The guys at Bali Green Surf have a natural talent for teaching first-time surfers and kids how to paddle, stand up and ride the waves all on their own, and they suggest Kuta, Legian and Seminyak for beginners. The bottom of the ocean here is soft and sandy, there is a nice big downwards slope and the white water is not too gnarly, making this a great place to start out for young people and total newbies. Once you’ve gained confidence on the waves here, the guys suggest heading out to Canggu or Brawa Beach when the swells are on the smaller side to practice your skills.
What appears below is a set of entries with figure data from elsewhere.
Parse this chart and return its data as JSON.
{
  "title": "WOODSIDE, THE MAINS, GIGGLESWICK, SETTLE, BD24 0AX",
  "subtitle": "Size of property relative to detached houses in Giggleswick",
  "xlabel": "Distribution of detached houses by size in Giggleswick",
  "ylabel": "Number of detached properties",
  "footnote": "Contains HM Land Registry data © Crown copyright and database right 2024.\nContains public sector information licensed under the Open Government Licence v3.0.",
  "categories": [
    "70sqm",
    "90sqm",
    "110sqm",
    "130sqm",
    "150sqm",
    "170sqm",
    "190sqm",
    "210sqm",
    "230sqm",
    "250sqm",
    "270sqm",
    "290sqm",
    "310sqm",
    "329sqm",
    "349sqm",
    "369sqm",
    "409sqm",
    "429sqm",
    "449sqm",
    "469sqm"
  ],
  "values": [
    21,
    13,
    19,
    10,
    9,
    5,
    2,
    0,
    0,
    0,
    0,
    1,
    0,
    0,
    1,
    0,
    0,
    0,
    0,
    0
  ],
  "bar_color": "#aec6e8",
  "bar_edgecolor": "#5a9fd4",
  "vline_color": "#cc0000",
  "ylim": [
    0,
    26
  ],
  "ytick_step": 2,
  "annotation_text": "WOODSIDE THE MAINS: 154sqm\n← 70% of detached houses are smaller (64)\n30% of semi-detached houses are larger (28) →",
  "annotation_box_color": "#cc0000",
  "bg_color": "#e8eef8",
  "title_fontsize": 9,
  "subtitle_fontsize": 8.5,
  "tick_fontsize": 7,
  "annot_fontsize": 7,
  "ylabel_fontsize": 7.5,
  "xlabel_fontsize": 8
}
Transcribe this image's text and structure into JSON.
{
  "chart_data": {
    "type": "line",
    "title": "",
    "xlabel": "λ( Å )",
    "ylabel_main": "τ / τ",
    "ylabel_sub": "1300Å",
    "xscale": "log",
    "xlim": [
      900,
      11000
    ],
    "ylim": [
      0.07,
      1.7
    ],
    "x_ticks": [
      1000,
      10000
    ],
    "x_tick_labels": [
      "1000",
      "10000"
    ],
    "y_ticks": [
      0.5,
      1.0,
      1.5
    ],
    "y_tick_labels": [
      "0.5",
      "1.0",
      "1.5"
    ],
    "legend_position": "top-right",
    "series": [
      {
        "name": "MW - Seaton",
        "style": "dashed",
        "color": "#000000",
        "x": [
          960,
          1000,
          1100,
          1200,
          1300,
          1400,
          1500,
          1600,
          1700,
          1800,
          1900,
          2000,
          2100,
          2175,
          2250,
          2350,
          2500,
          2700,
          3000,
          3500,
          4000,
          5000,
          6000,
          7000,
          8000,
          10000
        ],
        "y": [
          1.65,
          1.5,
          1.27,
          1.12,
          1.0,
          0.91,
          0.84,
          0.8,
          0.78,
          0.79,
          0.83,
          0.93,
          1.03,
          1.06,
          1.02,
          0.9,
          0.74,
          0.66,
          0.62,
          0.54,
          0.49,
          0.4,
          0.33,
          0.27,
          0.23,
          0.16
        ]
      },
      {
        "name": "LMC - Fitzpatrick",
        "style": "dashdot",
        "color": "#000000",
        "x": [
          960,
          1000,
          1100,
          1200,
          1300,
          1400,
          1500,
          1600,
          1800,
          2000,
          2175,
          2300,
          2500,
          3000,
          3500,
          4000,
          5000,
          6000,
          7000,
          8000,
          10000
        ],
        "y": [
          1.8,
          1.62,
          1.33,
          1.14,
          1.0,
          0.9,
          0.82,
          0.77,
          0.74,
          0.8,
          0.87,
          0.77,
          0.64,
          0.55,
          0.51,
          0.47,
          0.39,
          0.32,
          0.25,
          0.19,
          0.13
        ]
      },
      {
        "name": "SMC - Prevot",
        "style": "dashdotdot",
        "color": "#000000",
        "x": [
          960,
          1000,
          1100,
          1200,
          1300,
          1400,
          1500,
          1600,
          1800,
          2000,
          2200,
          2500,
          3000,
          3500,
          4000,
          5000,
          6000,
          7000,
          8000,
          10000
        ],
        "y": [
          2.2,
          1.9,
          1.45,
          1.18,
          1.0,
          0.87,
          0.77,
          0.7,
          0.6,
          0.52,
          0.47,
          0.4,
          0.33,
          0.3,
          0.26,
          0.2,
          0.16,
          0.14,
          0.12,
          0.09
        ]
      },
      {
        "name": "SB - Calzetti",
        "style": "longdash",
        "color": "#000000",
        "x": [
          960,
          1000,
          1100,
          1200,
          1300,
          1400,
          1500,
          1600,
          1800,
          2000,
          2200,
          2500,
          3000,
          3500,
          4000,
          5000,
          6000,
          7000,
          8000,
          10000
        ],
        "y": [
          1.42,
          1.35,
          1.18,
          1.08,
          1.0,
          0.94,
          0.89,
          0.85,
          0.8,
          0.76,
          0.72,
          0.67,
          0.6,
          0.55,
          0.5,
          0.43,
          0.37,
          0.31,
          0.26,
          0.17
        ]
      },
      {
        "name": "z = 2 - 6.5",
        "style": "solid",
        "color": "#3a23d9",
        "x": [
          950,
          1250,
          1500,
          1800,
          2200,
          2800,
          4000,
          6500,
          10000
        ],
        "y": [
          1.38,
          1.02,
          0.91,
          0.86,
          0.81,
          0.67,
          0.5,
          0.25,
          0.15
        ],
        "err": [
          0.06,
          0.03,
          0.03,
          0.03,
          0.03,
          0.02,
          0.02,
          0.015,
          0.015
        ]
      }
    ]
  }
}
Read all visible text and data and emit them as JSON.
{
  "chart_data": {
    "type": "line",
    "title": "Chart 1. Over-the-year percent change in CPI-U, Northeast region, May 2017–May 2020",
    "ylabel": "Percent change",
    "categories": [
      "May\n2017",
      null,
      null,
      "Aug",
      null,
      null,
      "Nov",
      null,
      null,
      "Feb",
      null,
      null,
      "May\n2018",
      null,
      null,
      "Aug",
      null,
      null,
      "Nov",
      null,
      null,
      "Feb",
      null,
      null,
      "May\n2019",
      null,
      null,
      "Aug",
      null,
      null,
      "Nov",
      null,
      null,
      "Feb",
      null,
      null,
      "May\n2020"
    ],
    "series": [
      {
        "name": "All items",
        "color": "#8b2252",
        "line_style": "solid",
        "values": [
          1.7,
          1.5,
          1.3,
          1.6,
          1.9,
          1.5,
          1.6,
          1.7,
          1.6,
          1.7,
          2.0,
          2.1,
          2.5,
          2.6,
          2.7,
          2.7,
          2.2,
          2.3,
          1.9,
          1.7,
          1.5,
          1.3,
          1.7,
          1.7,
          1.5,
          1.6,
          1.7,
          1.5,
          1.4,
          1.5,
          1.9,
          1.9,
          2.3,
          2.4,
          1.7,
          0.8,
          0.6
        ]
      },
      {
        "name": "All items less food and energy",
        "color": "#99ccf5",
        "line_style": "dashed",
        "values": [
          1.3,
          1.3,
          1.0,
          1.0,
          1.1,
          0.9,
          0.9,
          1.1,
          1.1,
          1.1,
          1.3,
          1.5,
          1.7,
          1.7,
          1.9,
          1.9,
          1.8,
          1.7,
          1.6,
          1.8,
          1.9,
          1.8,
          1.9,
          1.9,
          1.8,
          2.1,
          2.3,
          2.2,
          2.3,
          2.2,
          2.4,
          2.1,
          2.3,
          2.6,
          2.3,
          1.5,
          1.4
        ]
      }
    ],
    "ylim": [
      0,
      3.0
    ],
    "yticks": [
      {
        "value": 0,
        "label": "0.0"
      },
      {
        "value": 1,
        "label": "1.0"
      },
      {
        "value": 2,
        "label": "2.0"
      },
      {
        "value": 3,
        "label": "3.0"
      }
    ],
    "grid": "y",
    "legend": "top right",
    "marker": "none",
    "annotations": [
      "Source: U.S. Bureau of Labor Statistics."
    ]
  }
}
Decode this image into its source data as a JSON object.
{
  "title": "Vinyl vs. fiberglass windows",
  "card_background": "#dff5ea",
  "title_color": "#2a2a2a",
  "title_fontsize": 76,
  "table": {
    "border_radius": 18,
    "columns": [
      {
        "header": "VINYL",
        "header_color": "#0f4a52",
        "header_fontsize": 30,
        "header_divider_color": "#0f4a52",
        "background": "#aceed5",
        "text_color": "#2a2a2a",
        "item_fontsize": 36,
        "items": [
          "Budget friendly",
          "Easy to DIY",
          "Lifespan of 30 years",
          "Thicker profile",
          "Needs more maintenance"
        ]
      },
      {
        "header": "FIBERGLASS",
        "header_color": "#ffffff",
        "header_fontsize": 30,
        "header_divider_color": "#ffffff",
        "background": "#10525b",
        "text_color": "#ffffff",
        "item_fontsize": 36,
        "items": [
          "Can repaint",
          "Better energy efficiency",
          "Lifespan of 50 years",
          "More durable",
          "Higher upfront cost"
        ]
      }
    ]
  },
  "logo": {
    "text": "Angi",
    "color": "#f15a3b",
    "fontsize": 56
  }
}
If you already know how to ride and just want to concentrate on taking yourself to the next level, there are many spots around the island that offer consistent breaks that won’t make your boardshorts turn brown. During the rainy season (from September to March), the reef off of Nusa Dua gets great swells for intermediate riders. The most famous reef break here is Sri Lanka, a fast right-hand barrel that rides best in between high and low tides. If it’s dry season, head west to Balian Beach, where you’ll find a consistent left-hander and plenty of chilled out surf bars and guesthouses nearby.
For advanced surfers, Bali is your oyster, as you’ll find superlative swells year round here. Uluwatu is the stuff of surf legends with seven different amazing breaks. Paddle out from the cave at the bottom of the cliff to hit the Peak where swells can get as big as 8 to 10 feet regardless of the tide. The Racetrack is another incredible wave that rides fast and is especially good at low tide.
Padang Padang is another stellar surf spot for those who have mad skills at riding tubes and barrels. The challenging left-hand reef break here creates an awesome pipeline worthy of epic surf movies and surf photography. However, the massive waves at Padang Padang break over a very shallow reef, so this spot is for experts only.
Keremas used to be a well kept secret among surfers in the know, but it’s now becoming more popular for it’s wicked right handers, perfect barrels and fast rides. Mind the end section, as it can get really shallow, exposing parts of the razor sharp reef.
If you want to get the most out of your surfing trips off of Bali, the guys at Bali Green Surf suggest checking up on the weather conditions, the wind, tides, swells, and the good rip`s (AKA rest in peace, meaning dangerous for swimming but good for surfing) around the island on any given day. As a general rule, the west coast rocks in the dry season, while the east and south coasts get better swells during the rainy months.